Jan OTTO, le Pierre Larousse tchèque
En France, le modèle de dictionnaire encyclopédique reste immanquablement associé à la personnalité de Pierre LAROUSSE, au point que son nom est quasiment devenu un nom commun, un anthroponyme. En effet, de manière familière nous parlons du Larousse, comme d’ailleurs du Robert ou du Littré. Pour les locuteurs de langue tchèque, il existe une figure similaire à celle de notre célèbre lexicographe encyclopédiste : Jan OTTO (ci-dessous).

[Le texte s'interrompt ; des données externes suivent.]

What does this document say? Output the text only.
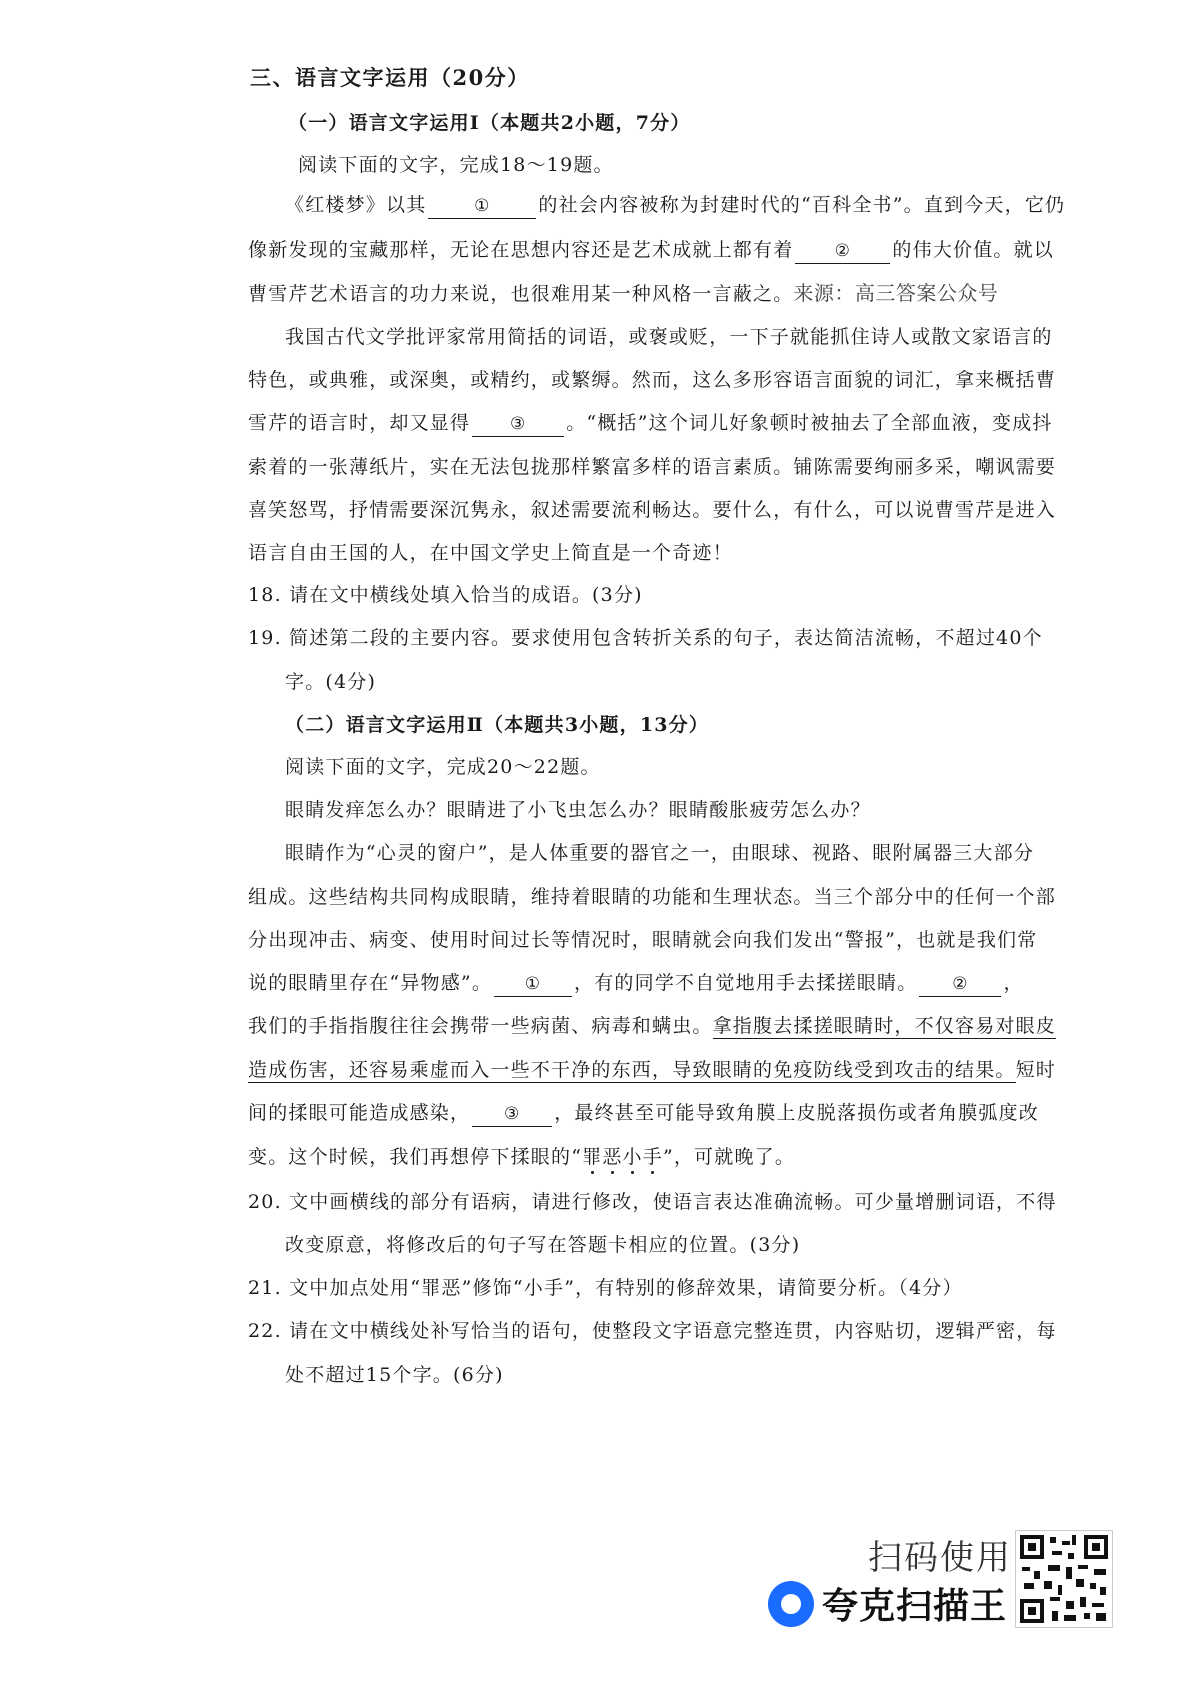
三、语言文字运用（20分）
（一）语言文字运用Ⅰ（本题共2小题，7分）
阅读下面的文字，完成18～19题。
《红楼梦》以其	①	的社会内容被称为封建时代的“百科全书”。直到今天，它仍
像新发现的宝藏那样，无论在思想内容还是艺术成就上都有着 ② 的伟大价值。就以
曹雪芹艺术语言的功力来说，也很难用某一种风格一言蔽之。来源：高三答案公众号
我国古代文学批评家常用简括的词语，或褒或贬，一下子就能抓住诗人或散文家语言的
特色，或典雅，或深奥，或精约，或繁缛。然而，这么多形容语言面貌的词汇，拿来概括曹
雪芹的语言时，却又显得 ③ 。“概括”这个词儿好象顿时被抽去了全部血液，变成抖
索着的一张薄纸片，实在无法包拢那样繁富多样的语言素质。铺陈需要绚丽多采，嘲讽需要
喜笑怒骂，抒情需要深沉隽永，叙述需要流利畅达。要什么，有什么，可以说曹雪芹是进入
语言自由王国的人，在中国文学史上简直是一个奇迹！
18. 请在文中横线处填入恰当的成语。(3分)
19. 简述第二段的主要内容。要求使用包含转折关系的句子，表达简洁流畅，不超过40个
字。(4分)
（二）语言文字运用Ⅱ（本题共3小题，13分）
阅读下面的文字，完成20～22题。
眼睛发痒怎么办？眼睛进了小飞虫怎么办？眼睛酸胀疲劳怎么办？
眼睛作为“心灵的窗户”，是人体重要的器官之一，由眼球、视路、眼附属器三大部分
组成。这些结构共同构成眼睛，维持着眼睛的功能和生理状态。当三个部分中的任何一个部
分出现冲击、病变、使用时间过长等情况时，眼睛就会向我们发出“警报”，也就是我们常
说的眼睛里存在“异物感”。 ① ，有的同学不自觉地用手去揉搓眼睛。 ② ，
我们的手指指腹往往会携带一些病菌、病毒和螨虫。拿指腹去揉搓眼睛时，不仅容易对眼皮
造成伤害，还容易乘虚而入一些不干净的东西，导致眼睛的免疫防线受到攻击的结果。短时
间的揉眼可能造成感染， ③ ，最终甚至可能导致角膜上皮脱落损伤或者角膜弧度改
变。这个时候，我们再想停下揉眼的“罪恶小手”，可就晚了。
20. 文中画横线的部分有语病，请进行修改，使语言表达准确流畅。可少量增删词语，不得
改变原意，将修改后的句子写在答题卡相应的位置。(3分)
21. 文中加点处用“罪恶”修饰“小手”，有特别的修辞效果，请简要分析。（4分）
22. 请在文中横线处补写恰当的语句，使整段文字语意完整连贯，内容贴切，逻辑严密，每
处不超过15个字。(6分)
扫码使用
夸克扫描王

Né en 1841 au cœur de la Bohême, alors intégrée à l’empire d’Autriche devenu en 1867 l’Empire austro-hongrois, OTTO est l’aîné des cinq enfants d’un médecin militaire. Ses parents ne pouvant financer ses études, il quitte l’école à treize ans, déménage à Prague et commence à travailler pour gagner sa vie. En 1862, il rentre dans l’imprimerie des frères GREGER, comme comptable et commissionnaire. Pendant une dizaine d’années, il prend connaissance des rouages du métier, et en 1871, grâce aux ressources que lui fournit un mariage avantageux avec la fille d’un riche imprimeur, il prend son indépendance, fondant une maison d’édition et une librairie à Prague, avec pignon sur la prestigieuse place Venceslas. Réputée pour ses réalisations soignées, tant du point de vue typographique qu’iconographique, son entreprise prospère et, pendant plus d’une quarantaine d’années, OTTO développe ses activités au point de devenir une des grandes figures tchèques du monde de l’édition.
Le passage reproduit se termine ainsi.